Great concept + tightly crafted query and pages + Voice= Automatic ‘Yes’.

 

But this seems obvious, right? And not particularly helpful? So maybe instead of focusing on why we picked on an entry, let’s discuss the reasons we passed.

 

*Disclaimer* I’m not an agent (Duh). These are my personal opinions.

 

*Disclaimer #2* No offense is meant to hard-working writers. I know only too well the sting of rejection, having amassed, oh, 90+ agent rejections for Hexed. It sucks. It hurts right in the heart-place. This list is meant to be helpful to those who might be wondering why their manuscript didn’t make the cut and how their entries might be improved. I love you. Muah!

 

 

Various reasons entries were rejected

 

 

  • The query letter was too long (e.g., well over 350 words, sometimes as long as 600). There isn’t a book in history that couldn’t be presented in a one-page query. If you can’t tell us what your story is about in one page, it’s a bit concerning for the type of writing that can be expected in the novel. Show us you can write a focused story!

 

  • On the other hand, vagueness is rarely intriguing either. Example? (That I made up, of course!). ‘Julia is thrust into a dangerous world she never could have seen coming…she embarks on an incredible journey…she’ll have to overcome outstanding odds…” You get the idea. None of these phrases tell us anything about the plot, really. Which brings us to:

 

  • No clear sense of plot and stakes. A query letter shouldn’t begin with a long description of past events leading up to the present dilemma and it’s not the time to show off your flowery prose. We (and agents!) want to know what happens in your book. Start where the story starts, and be clear about what your character wants, what stands in her way, and what she has to do to succeed.

 

  • This point isn’t particularly helpful, but it’s probably the #1 reason an entry was rejected: It just failed to excite. There was nothing wrong with the entry, per se; it just didn’t leave us feeling hungry for more. I think this probably relates mostly to a lack of voice. Without voice, writing can appear bland and non-engaging. The entries with personality really stood out in the massive slush pile.

 

  • The concept didn’t differentiate itself from what’s already on the market. In other words, it felt ‘familiar’, done before. Which leads us to:

 

  • Vampires.

 

  • Numerous grammatical and spelling errors. One small error could be an oversight, but many are concerning.

 

  • Failure to follow the submission guidelines. (For example, you were asked to submit a query letter and the first 500 words and you opted not to include a query and sent 2000 words of your manuscript.)

 

 

All that said…don’t give up! The book world is filled with rejection. It’s not a death knell. If you work hard, write a great book with market appeal, and keep pushing forward in the face of rejection, someone is bound to take notice.
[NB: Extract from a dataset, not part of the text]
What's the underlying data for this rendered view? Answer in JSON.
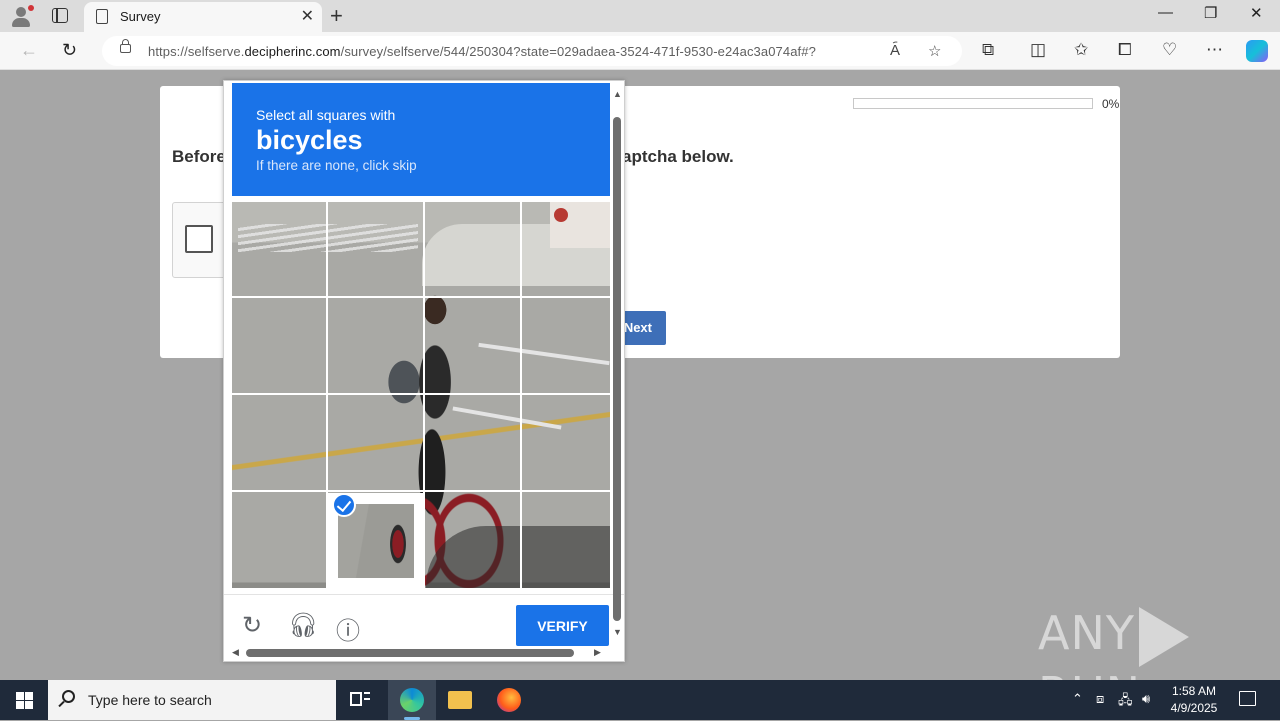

Posted in Christmas in July, query letter, rejection, writing advice, Xmas in July

2 Responses to Post Xmas in July discussion: Why entries were rejected

  1. Kate Walker says:

    Thank you for taking the time to write this. Very helpful. I saw the competition with what I thought was an hour before it closed although unsure of the time difference from the UK (no time to check!). My first entry into anything like this and it has taught me a lot. Thank you.

  2. Tom Brosz says:

    Sigh. Probably just as well I missed the deadline.